Pertanyaan:
Assalamu ‘alaikum wa rahmatullahi wa barakatuh.
Saya FR dari kota B. Saya ingin minta pendapat yang rajih mengenai permasalahan saya. Ketika terjadi percekcokan dengan istri, saya telah menjatuhkan talak kepada istri saya, kemudian saya meninggalkan rumah. Namun kurang dari dua hari saya mengajak istri saya untuk rujuk dan kami berhubungan suami istri. Istri saya menanyakan kepada saya apakah talak itu sudah jatuh. Dan dia juga bertanya kepada dosen agama Islam yang menyatakan kalau talak sudah jatuh. Saya juga bertanya kepada ustadz yang ada di organisasi Muhammadiyah dan beliau menganggap talak saya jatuh. Tapi saya membaca tanya jawab agama HPT Muhammadiyah jilid 7 menyatakan talak tidak jatuh dikarenakan tidak di Pengadilan Agama. Saya bingung manakah dalil yang bisa saya gunakan dan bisa saya sampaikan kepada istri saya kalau talak itu tidak jatuh. Mohon penjelasan dan argumennya, baik yang menyatakan jatuh maupun menurut HPT yang menyatakan tidak jatuh. Hal ini karena saya sebagai warga Muhammadiyah, harus ada dalil yang kuat dalam mengambil sebuah keputusan.

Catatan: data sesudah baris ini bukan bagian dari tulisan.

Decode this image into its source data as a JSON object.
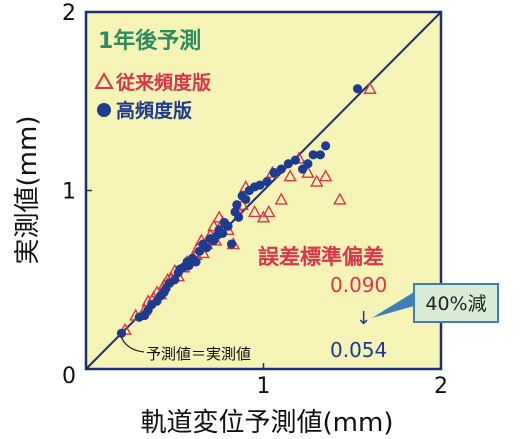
{
  "chart_data": {
    "type": "scatter",
    "title": "1年後予測",
    "xlabel": "軌道変位予測値(mm)",
    "ylabel": "実測値(mm)",
    "xlim": [
      0,
      2
    ],
    "ylim": [
      0,
      2
    ],
    "x_ticks": [
      "0",
      "1",
      "2"
    ],
    "y_ticks": [
      "0",
      "1",
      "2"
    ],
    "origin_label": "0",
    "reference_line": {
      "label": "予測値＝実測値",
      "slope": 1,
      "intercept": 0
    },
    "legend_placement": "top-left",
    "grid": false,
    "colors": {
      "background": "#f6f3b7",
      "conventional": "#d9364a",
      "high_freq": "#1d3b8f",
      "title": "#2f8a5f",
      "frame": "#1f2f6b"
    },
    "series": [
      {
        "name": "従来頻度版",
        "marker": "triangle-open",
        "points": [
          [
            0.22,
            0.22
          ],
          [
            0.28,
            0.3
          ],
          [
            0.33,
            0.33
          ],
          [
            0.35,
            0.38
          ],
          [
            0.38,
            0.4
          ],
          [
            0.4,
            0.43
          ],
          [
            0.42,
            0.42
          ],
          [
            0.44,
            0.47
          ],
          [
            0.46,
            0.5
          ],
          [
            0.48,
            0.51
          ],
          [
            0.5,
            0.55
          ],
          [
            0.52,
            0.52
          ],
          [
            0.55,
            0.57
          ],
          [
            0.57,
            0.6
          ],
          [
            0.6,
            0.62
          ],
          [
            0.62,
            0.64
          ],
          [
            0.63,
            0.68
          ],
          [
            0.65,
            0.72
          ],
          [
            0.66,
            0.65
          ],
          [
            0.68,
            0.7
          ],
          [
            0.7,
            0.75
          ],
          [
            0.72,
            0.8
          ],
          [
            0.73,
            0.72
          ],
          [
            0.75,
            0.85
          ],
          [
            0.77,
            0.82
          ],
          [
            0.8,
            0.78
          ],
          [
            0.83,
            0.7
          ],
          [
            0.85,
            0.9
          ],
          [
            0.88,
            0.92
          ],
          [
            0.9,
            1.02
          ],
          [
            0.95,
            0.88
          ],
          [
            1.0,
            0.85
          ],
          [
            1.03,
            0.88
          ],
          [
            1.05,
            1.1
          ],
          [
            1.1,
            0.95
          ],
          [
            1.15,
            1.08
          ],
          [
            1.2,
            1.18
          ],
          [
            1.25,
            1.1
          ],
          [
            1.3,
            1.05
          ],
          [
            1.35,
            1.08
          ],
          [
            1.43,
            0.95
          ],
          [
            1.6,
            1.57
          ]
        ]
      },
      {
        "name": "高頻度版",
        "marker": "circle",
        "points": [
          [
            0.2,
            0.2
          ],
          [
            0.3,
            0.29
          ],
          [
            0.33,
            0.3
          ],
          [
            0.35,
            0.33
          ],
          [
            0.37,
            0.36
          ],
          [
            0.4,
            0.38
          ],
          [
            0.42,
            0.41
          ],
          [
            0.44,
            0.43
          ],
          [
            0.45,
            0.45
          ],
          [
            0.47,
            0.48
          ],
          [
            0.5,
            0.5
          ],
          [
            0.52,
            0.54
          ],
          [
            0.53,
            0.56
          ],
          [
            0.55,
            0.57
          ],
          [
            0.57,
            0.6
          ],
          [
            0.58,
            0.58
          ],
          [
            0.6,
            0.62
          ],
          [
            0.62,
            0.6
          ],
          [
            0.64,
            0.66
          ],
          [
            0.66,
            0.7
          ],
          [
            0.68,
            0.68
          ],
          [
            0.7,
            0.73
          ],
          [
            0.72,
            0.72
          ],
          [
            0.74,
            0.75
          ],
          [
            0.75,
            0.78
          ],
          [
            0.77,
            0.76
          ],
          [
            0.78,
            0.82
          ],
          [
            0.8,
            0.8
          ],
          [
            0.82,
            0.7
          ],
          [
            0.84,
            0.88
          ],
          [
            0.85,
            0.92
          ],
          [
            0.86,
            0.85
          ],
          [
            0.88,
            0.97
          ],
          [
            0.9,
            0.95
          ],
          [
            0.92,
            1.0
          ],
          [
            0.95,
            1.02
          ],
          [
            0.98,
            1.03
          ],
          [
            1.02,
            1.05
          ],
          [
            1.06,
            1.1
          ],
          [
            1.1,
            1.12
          ],
          [
            1.14,
            1.15
          ],
          [
            1.18,
            1.17
          ],
          [
            1.22,
            1.12
          ],
          [
            1.25,
            1.15
          ],
          [
            1.28,
            1.2
          ],
          [
            1.32,
            1.2
          ],
          [
            1.35,
            1.25
          ],
          [
            1.53,
            1.57
          ]
        ]
      }
    ],
    "annotation": {
      "heading": "誤差標準偏差",
      "conventional_value": "0.090",
      "high_freq_value": "0.054",
      "arrow": "↓",
      "reduction": "40%減"
    }
  }
}
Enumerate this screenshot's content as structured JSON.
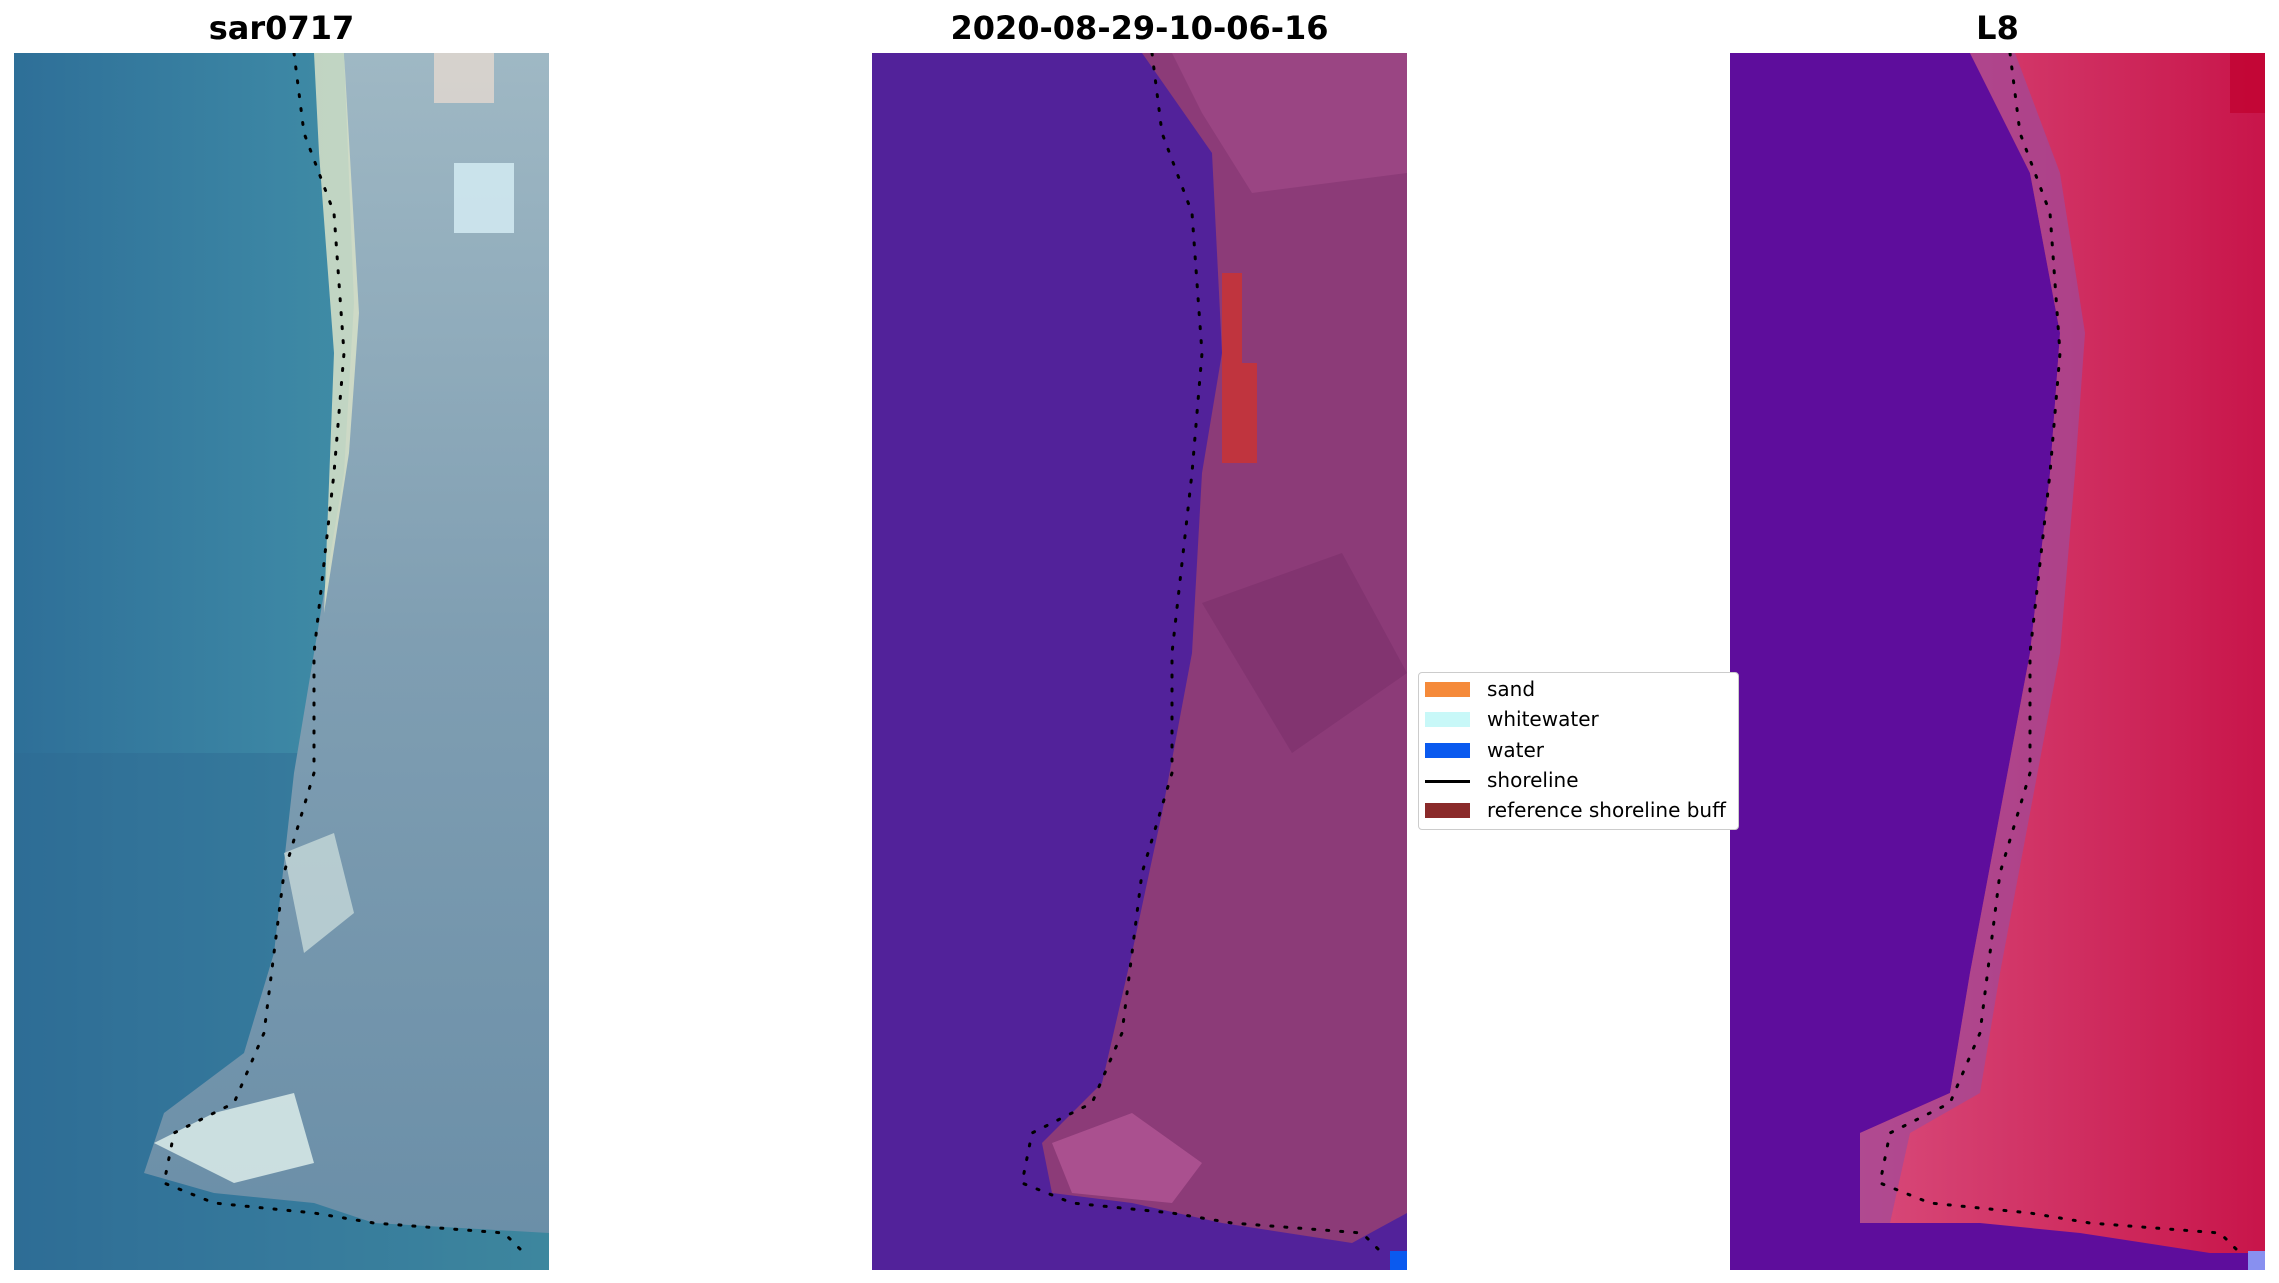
{
  "panels": [
    {
      "title": "sar0717",
      "bands": "true-color"
    },
    {
      "title": "2020-08-29-10-06-16",
      "bands": "classified"
    },
    {
      "title": "L8",
      "bands": "false-color"
    }
  ],
  "legend": {
    "items": [
      {
        "label": "sand",
        "color": "#f58a3a",
        "kind": "patch"
      },
      {
        "label": "whitewater",
        "color": "#c8f8f8",
        "kind": "patch"
      },
      {
        "label": "water",
        "color": "#0a5aef",
        "kind": "patch"
      },
      {
        "label": "shoreline",
        "color": "#000000",
        "kind": "line"
      },
      {
        "label": "reference shoreline buff",
        "color": "#8a2a2a",
        "kind": "patch"
      }
    ]
  },
  "colors": {
    "sea_true": "#3c86a4",
    "land_true": "#8aa6b6",
    "sea_class": "#52229a",
    "land_class": "#8c3b78",
    "sea_l8": "#5e0d9c",
    "land_l8": "#d0205a"
  }
}
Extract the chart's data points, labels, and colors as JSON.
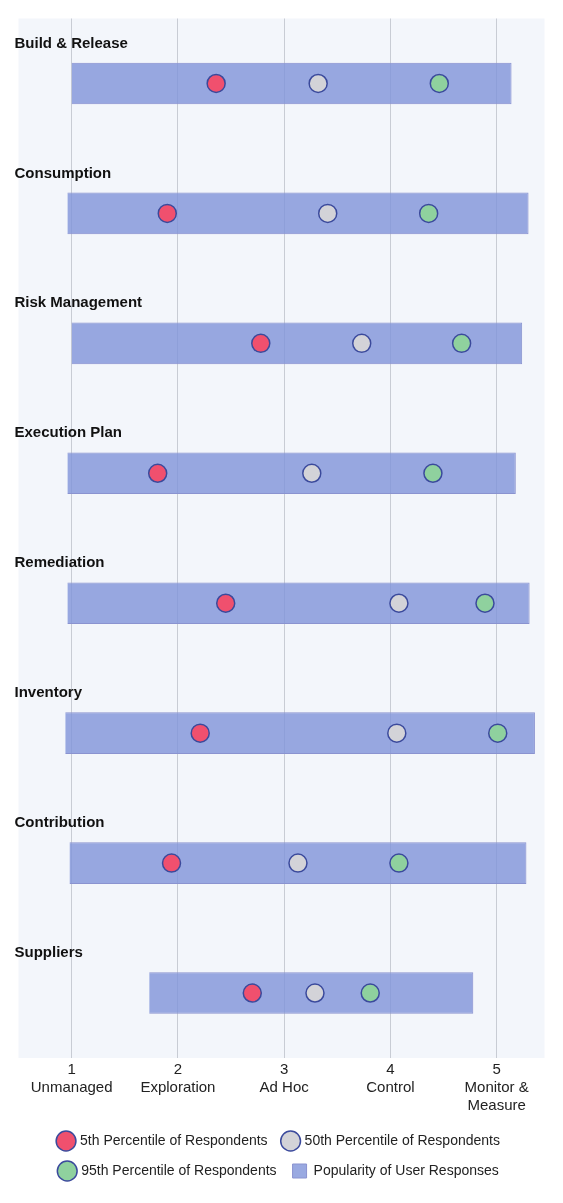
{
  "chart_data": {
    "type": "scatter",
    "orientation": "horizontal",
    "categories": [
      "Build & Release",
      "Consumption",
      "Risk Management",
      "Execution Plan",
      "Remediation",
      "Inventory",
      "Contribution",
      "Suppliers"
    ],
    "series": [
      {
        "name": "5th Percentile of Respondents",
        "color": "#f0506e",
        "values": [
          2.36,
          1.9,
          2.78,
          1.81,
          2.45,
          2.21,
          1.94,
          2.7
        ]
      },
      {
        "name": "50th Percentile of Respondents",
        "color": "#d3d3d8",
        "values": [
          3.32,
          3.41,
          3.73,
          3.26,
          4.08,
          4.06,
          3.13,
          3.29
        ]
      },
      {
        "name": "95th Percentile of Respondents",
        "color": "#8fd19e",
        "values": [
          4.46,
          4.36,
          4.67,
          4.4,
          4.89,
          5.01,
          4.08,
          3.81
        ]
      },
      {
        "name": "Popularity of User Responses",
        "type": "bar",
        "color": "#7f93d9",
        "base": [
          1.0,
          0.96,
          1.0,
          0.96,
          0.96,
          0.94,
          0.98,
          1.73
        ],
        "values": [
          4.14,
          4.34,
          4.24,
          4.22,
          4.35,
          4.42,
          4.3,
          3.05
        ]
      }
    ],
    "xlim": [
      0.5,
      5.45
    ],
    "xticks": [
      {
        "value": 1,
        "label": "1\nUnmanaged"
      },
      {
        "value": 2,
        "label": "2\nExploration"
      },
      {
        "value": 3,
        "label": "3\nAd Hoc"
      },
      {
        "value": 4,
        "label": "4\nControl"
      },
      {
        "value": 5,
        "label": "5\nMonitor &\nMeasure"
      }
    ],
    "grid": "x",
    "legend": "bottom",
    "marker": "circle"
  }
}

Sebelum dan sesudahnya saya ucapkan terima kasih atas jawaban dan argumen-argumennya.
(disidangkan pada Jum‘at, 21 Rajab 1437 H / 29 April 2016 M)
Jawaban :
Wa ‘alaikumus-salam wa rahmatullahi wa barakatuh.
Terima kasih atas pertanyaan yang saudara ajukan. Pada dasarnya ditetapkannya syariah adalah untuk mewujudkan kemaslahatan. Sebagaimana firman Allah swt.:
وَمَا أَرْسَلْنَاكَ إِلَّا رَحْمَةً لِّلْعَالَمِينَ [الأنبيآء (21): ١٠٧].
“Dan tiadalah Kami mengutus kamu (Muhammad), melainkan untuk (menjadi) rahmat bagi semesta alam” [QS al-Anbiya’ (21): 107]
Tujuan pernikahan adalah untuk menciptakan keluarga yang sakinah. Namun, apabila antara suami dan istri terjadi perselisihan yang tidak memungkinkan untuk berdamai kembali antara keduanya, maka dapat dipastikan tujuan disyariatkannya pernikahan itu sendiri tidak akan terwujud. Jika tidak ada jalan lain yang bisa ditempuh, maka jalan terakhir yang ditawarkan syariat Islam adalah talak. Namun demikian, pelaksanaan talak harus disertai dengan alasan-alasan yang kuat. Artinya, perceraian jangan dianggap enteng, gampang atau bahkan dimudah-mudahkan. Wujud dari tidak menganggap gampang atau enteng itu adalah bahwa talak hanya dapat dilakukan bila telah terpenuhi alasan-alasan hukum yang cukup kuat untuk melakukannya.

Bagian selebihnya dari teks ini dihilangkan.